Python is a high-level, interpreted programming language known for its simplicity, readability, and versatility. First released in 1991, Python has become one of the most popular programming languages in the world.
“Python started off as an easy-to-use and learn programming language for quick prototyping,” Berthold explains. “In past years, a lot of functionality for working with data has been added and it has become one of the two primary languages next to R, which is still the preferred choice for statistical work.”
Berthold added that most new tools in the artificial intelligence/machine learning space have been developed in Python, so you need to know Python in order to work directly with those libraries. “It is worth noting that many aspects of data science require other languages as well, most notably, SQL for data engineering, but also Javascript for visualization,” he says.
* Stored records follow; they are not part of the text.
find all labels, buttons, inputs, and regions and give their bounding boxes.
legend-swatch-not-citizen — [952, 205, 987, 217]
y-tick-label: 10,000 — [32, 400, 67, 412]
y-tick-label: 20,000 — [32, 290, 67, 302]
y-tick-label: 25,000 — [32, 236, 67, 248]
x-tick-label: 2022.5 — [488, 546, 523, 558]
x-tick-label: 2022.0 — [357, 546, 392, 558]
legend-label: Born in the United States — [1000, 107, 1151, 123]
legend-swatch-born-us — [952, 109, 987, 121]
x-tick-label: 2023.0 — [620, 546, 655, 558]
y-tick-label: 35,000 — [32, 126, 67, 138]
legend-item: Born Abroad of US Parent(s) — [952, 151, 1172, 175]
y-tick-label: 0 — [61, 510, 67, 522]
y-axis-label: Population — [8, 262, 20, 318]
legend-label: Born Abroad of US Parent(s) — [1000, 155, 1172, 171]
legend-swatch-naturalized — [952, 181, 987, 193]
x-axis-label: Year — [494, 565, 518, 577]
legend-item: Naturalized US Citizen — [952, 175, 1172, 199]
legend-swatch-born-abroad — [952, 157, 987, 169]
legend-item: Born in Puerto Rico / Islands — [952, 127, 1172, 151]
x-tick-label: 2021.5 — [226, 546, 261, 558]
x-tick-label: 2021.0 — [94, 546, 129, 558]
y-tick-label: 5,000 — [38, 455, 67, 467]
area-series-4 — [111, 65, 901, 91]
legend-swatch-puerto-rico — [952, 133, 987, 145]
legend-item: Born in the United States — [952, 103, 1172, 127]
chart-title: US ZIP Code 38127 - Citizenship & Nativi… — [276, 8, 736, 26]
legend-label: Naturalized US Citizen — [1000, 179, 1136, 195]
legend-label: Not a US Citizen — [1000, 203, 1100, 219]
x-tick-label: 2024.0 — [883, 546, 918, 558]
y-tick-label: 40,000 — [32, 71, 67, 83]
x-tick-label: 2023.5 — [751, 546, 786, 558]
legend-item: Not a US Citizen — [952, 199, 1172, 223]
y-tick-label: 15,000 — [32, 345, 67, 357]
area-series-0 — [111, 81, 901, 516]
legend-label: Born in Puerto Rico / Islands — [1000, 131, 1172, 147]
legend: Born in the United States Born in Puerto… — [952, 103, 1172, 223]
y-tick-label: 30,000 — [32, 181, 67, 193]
Using Python for data science
Learning a programming language is easier than ever if you have the desire to practice, according to Erolin. He noted there are plenty of free and paid online resources, from YouTube to Udemy. “There are also communities on Reddit and Stack Overflow that can help you solve specific problems you run into,” he added. However, Erolin said the best learning is often done on the job.
“Regardless of where you get your information and how you practice, aspiring data scientists should learn the fundamentals such as mastering the basic Python syntax, control structures, functions, etc.,” Erolin said. “You would then move on to familiarizing yourself with popular data science libraries such as Pandas and Seaborn, which provide tools for data manipulation, analysis, and visualization.” From there, he explained, you can dive into data science concepts such as statistics and machine learning and marry them together.
The takeaway
If you’re looking for a rewarding and challenging STEM career, data science is a great route to pursue. “The career path is in-demand and requires a healthy dose of creativity since the job differs from project to project, and tools and techniques are constantly evolving,” Berthold says.
There are many skills and tools involved in data science, but you can set yourself up for success by learning Python, which is often integral to the work. Whether you want to take a DIY approach to learning Python with free online courses or enroll in a Python bootcamp, there are plenty of resources available to help you become an expert in this programming language and apply it to data science.